Great image from a CNN.com article today. Modern-day Medusa/jealousy.In the article, there's a discussion about why jealousy occurs, and why humans and other creatures have counted jealousy as a strong and helpful trait along the evolutionary path.
Jealousy is probably one of my biggest weaknesses and one I struggle to control and ignore. Who likes a crazy jealous bitch? (hint: NO ONE).
Luckily, as I've gotten older I've mellowed out (although, after a few drinks, I can be a bit protective of my man at bars crawling with skanks.... perhaps this is a positive evolutionary side?).

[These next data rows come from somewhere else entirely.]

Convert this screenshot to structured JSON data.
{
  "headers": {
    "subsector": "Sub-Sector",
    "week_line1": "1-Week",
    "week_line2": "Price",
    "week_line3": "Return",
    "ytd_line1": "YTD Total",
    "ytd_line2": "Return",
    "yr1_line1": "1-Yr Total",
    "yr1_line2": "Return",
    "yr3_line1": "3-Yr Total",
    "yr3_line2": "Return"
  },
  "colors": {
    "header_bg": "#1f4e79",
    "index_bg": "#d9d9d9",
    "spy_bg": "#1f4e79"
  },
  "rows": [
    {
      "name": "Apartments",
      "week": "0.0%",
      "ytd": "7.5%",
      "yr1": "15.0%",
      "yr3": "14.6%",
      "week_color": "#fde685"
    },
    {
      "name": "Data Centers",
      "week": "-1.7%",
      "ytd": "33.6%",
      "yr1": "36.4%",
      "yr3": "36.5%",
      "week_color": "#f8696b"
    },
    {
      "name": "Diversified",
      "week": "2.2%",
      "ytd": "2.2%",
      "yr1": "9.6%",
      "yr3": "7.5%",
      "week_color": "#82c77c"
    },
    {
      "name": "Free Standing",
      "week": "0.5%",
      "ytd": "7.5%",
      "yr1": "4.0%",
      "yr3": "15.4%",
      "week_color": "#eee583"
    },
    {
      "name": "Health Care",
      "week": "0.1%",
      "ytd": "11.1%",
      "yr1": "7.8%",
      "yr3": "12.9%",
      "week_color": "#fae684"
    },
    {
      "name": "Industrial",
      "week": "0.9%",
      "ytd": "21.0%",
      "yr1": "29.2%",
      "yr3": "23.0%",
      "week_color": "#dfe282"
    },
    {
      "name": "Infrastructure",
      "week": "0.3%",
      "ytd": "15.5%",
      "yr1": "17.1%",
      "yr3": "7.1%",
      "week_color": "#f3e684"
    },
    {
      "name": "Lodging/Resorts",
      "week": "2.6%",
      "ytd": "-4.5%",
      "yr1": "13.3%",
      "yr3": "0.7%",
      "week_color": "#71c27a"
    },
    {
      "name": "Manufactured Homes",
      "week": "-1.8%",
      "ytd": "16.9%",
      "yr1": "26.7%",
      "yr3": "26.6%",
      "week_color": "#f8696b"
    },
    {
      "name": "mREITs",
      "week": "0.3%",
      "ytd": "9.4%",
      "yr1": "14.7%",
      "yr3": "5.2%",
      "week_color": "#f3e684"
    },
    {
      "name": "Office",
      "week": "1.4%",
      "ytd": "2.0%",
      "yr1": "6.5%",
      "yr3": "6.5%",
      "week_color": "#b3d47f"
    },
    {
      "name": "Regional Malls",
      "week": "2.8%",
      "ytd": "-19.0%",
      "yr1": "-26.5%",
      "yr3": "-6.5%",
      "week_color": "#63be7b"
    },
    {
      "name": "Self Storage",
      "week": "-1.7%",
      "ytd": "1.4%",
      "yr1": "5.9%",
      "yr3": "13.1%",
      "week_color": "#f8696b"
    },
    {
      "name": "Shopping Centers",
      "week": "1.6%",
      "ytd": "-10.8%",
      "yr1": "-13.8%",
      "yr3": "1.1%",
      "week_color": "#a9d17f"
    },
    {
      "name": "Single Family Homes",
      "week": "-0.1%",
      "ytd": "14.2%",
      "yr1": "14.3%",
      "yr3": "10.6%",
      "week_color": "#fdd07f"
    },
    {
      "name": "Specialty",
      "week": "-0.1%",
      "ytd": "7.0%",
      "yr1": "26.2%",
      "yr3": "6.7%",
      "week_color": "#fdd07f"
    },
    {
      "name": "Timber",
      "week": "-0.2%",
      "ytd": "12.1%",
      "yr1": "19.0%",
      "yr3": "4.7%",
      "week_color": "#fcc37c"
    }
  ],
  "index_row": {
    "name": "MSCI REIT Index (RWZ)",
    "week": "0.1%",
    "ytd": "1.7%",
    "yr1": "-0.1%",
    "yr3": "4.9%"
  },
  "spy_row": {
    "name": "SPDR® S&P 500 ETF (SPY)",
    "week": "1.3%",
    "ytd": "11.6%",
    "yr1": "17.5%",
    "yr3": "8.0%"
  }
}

The hardest situation I have been facing lately involves Tex's ex-girlfriends. Don't worry, he has no contact with them whatsoever, but it seems like every time I go up to VT we run into one or another of them (or hear a story about this or that hilarious time with one of them). I know he has a past, but it's hard to blissfully ignore it when it's being rubbed into my face.

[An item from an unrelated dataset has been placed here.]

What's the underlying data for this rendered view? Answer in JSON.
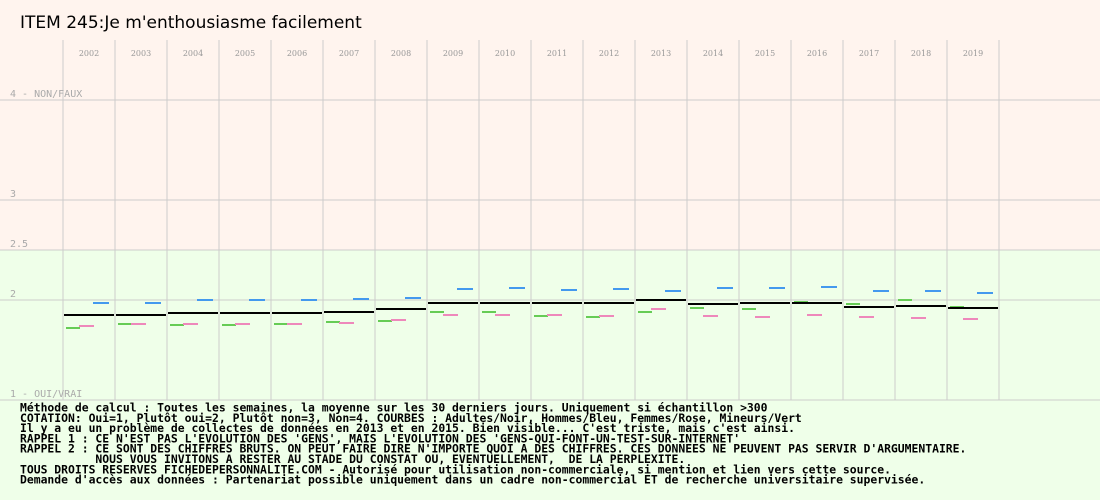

And then there's the one that's "friended" him on Facebook (although the page was created and is run by one of his buddies, so it's not even him)... And I will admit, more than one of my exs is my friend on there as well... so it would be a tad hypocritical to be miffed about it. Or at least that's what I keep telling myself.
At the end of the day though, it's important to remember it's me he's coming home with. It's me he loves and we make each other happy. There is a reason why those other ladies (and gentlemen for me) are exs.
Reminding myself of this always makes me smile and keeps my eyes their typical shade of blue. Anyone else have a few tips for ignoring Medusa?